Demikian diungkapkan Bank Pembangunan Asia (ADB) dalam laporan Asia Bond Monitor terbarunya yang diluncurkan di Jakarta bekerja sama dengan Otoritas Jasa Keuangan (OJK). Kepala Kantor Integrasi Ekonomi Regional ADB Iwan Jaya Azis mengatakan data ekonomi di kawasan itu sangat bagus dengan imbal hasil obligasi yang menarik, serta pulihnya nilai tukar sejumlah mata uang menunjukkan bahwa Asia masih menjadi tempat terbaik untuk investasi.

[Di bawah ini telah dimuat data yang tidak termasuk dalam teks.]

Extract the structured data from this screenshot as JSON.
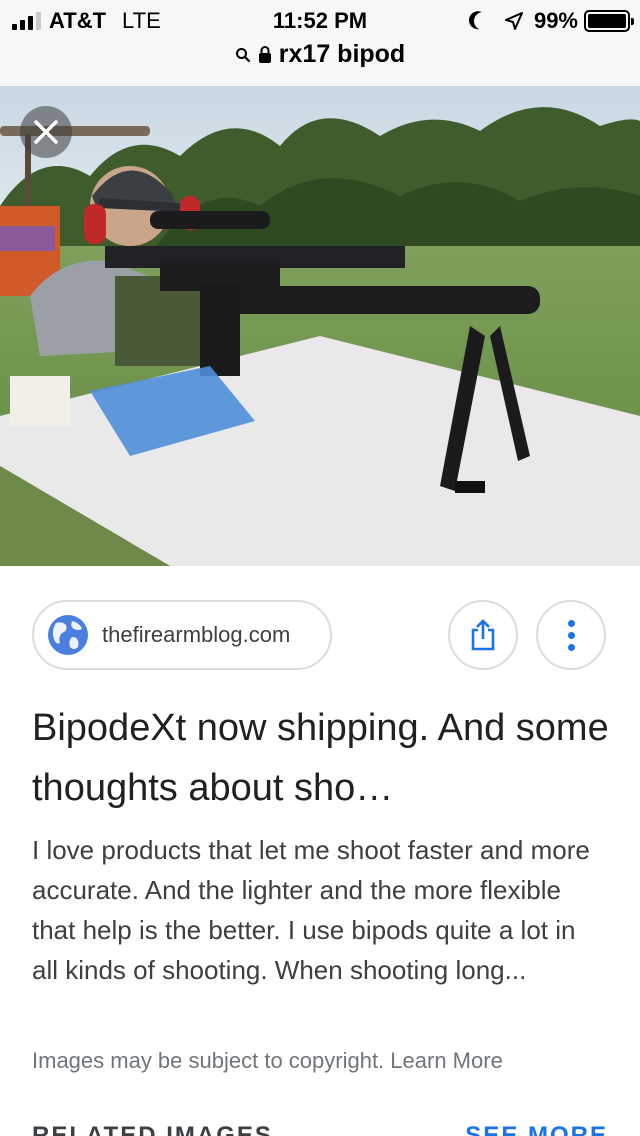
{
  "status_bar": {
    "carrier": "AT&T",
    "network": "LTE",
    "time": "11:52 PM",
    "battery": "99%",
    "signal_bars": 4,
    "signal_bars_active": 3
  },
  "url_bar": {
    "query": "rx17 bipod"
  },
  "image": {
    "close_icon": "close-icon"
  },
  "source": {
    "domain": "thefirearmblog.com",
    "icon": "globe-icon"
  },
  "actions": {
    "share_icon": "share-icon",
    "more_icon": "more-vert-icon"
  },
  "result": {
    "title": "BipodeXt now shipping. And some thoughts about sho…",
    "description": "I love products that let me shoot faster and more accurate. And the lighter and the more flexible that help is the better. I use bipods quite a lot in all kinds of shooting. When shooting long..."
  },
  "footer": {
    "copyright_text": "Images may be subject to copyright.",
    "learn_more": "Learn More",
    "related_label": "RELATED IMAGES",
    "see_more": "SEE MORE"
  },
  "colors": {
    "accent": "#1a73e8",
    "chrome": "#f7f7f7",
    "border": "#dadce0"
  }
}
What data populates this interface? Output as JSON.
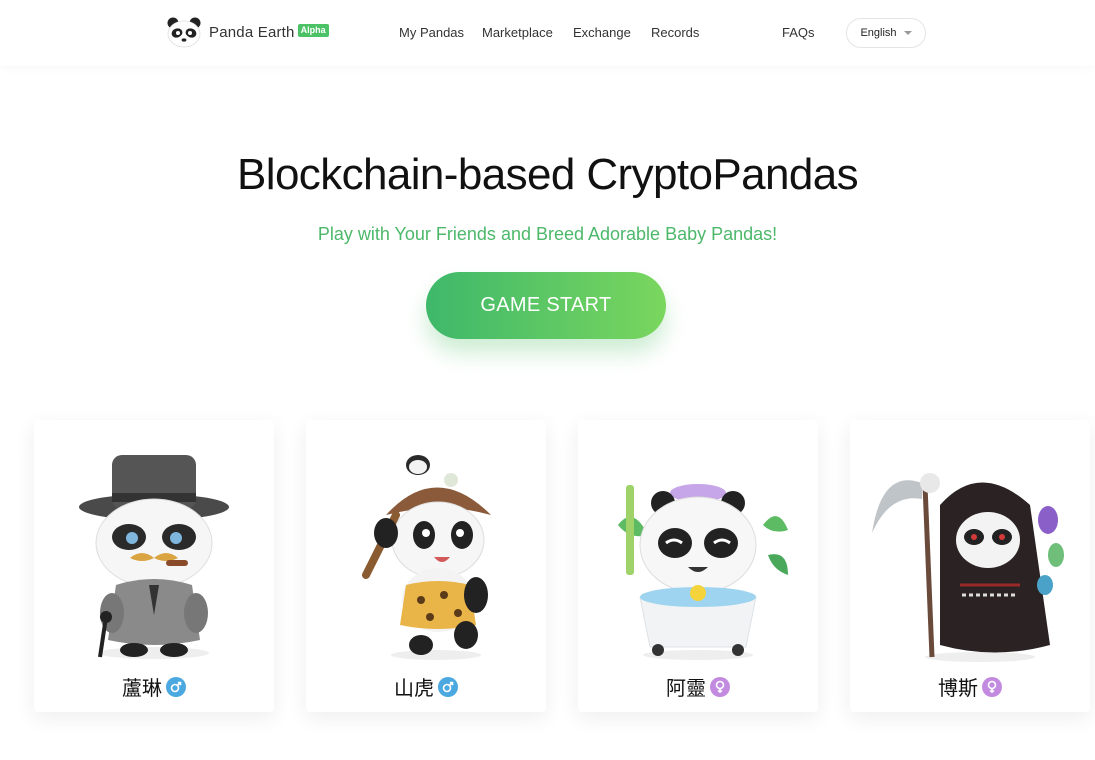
{
  "header": {
    "brand": "Panda Earth",
    "badge": "Alpha",
    "nav": [
      "My Pandas",
      "Marketplace",
      "Exchange",
      "Records"
    ],
    "faqs": "FAQs",
    "language": "English"
  },
  "hero": {
    "title": "Blockchain-based CryptoPandas",
    "subtitle": "Play with Your Friends and Breed Adorable Baby Pandas!",
    "cta": "GAME START"
  },
  "cards": [
    {
      "name": "蘆琳",
      "gender": "male",
      "gender_icon": "male-icon",
      "character": "gentleman-panda"
    },
    {
      "name": "山虎",
      "gender": "male",
      "gender_icon": "male-icon",
      "character": "caveman-panda"
    },
    {
      "name": "阿靈",
      "gender": "female",
      "gender_icon": "female-icon",
      "character": "bath-panda"
    },
    {
      "name": "博斯",
      "gender": "female",
      "gender_icon": "female-icon",
      "character": "reaper-panda"
    }
  ],
  "colors": {
    "accent_green": "#4cb86a",
    "badge_green": "#4cc267",
    "male_badge": "#4ba8e0",
    "female_badge": "#c28be0"
  }
}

"Namun, risiko penularan krisis kini lebih tinggi dari sebelumnya,” ujar dia dalam rilisnya, Kamis (20/3). Laporan ADB tersebut menyatakan, agar terhindar dari potensi sentimen negatif, pemerintah negara-negara di kawasan Asia timur harus menerapkan reformasi struktural untuk memperkuat ketahanan ekonomi, serta mendorong pertumbuhan produktivitas.

      

Negara dengan defisit neraca perdagangan yang besar serta memiliki cadangan devisa yang rendah akan menghadapi risiko penularan krisis yang paling tinggi. Sementara, negara dengan utang luar negeri yang besar akan rentan terhadap risiko depresiasi mata uang.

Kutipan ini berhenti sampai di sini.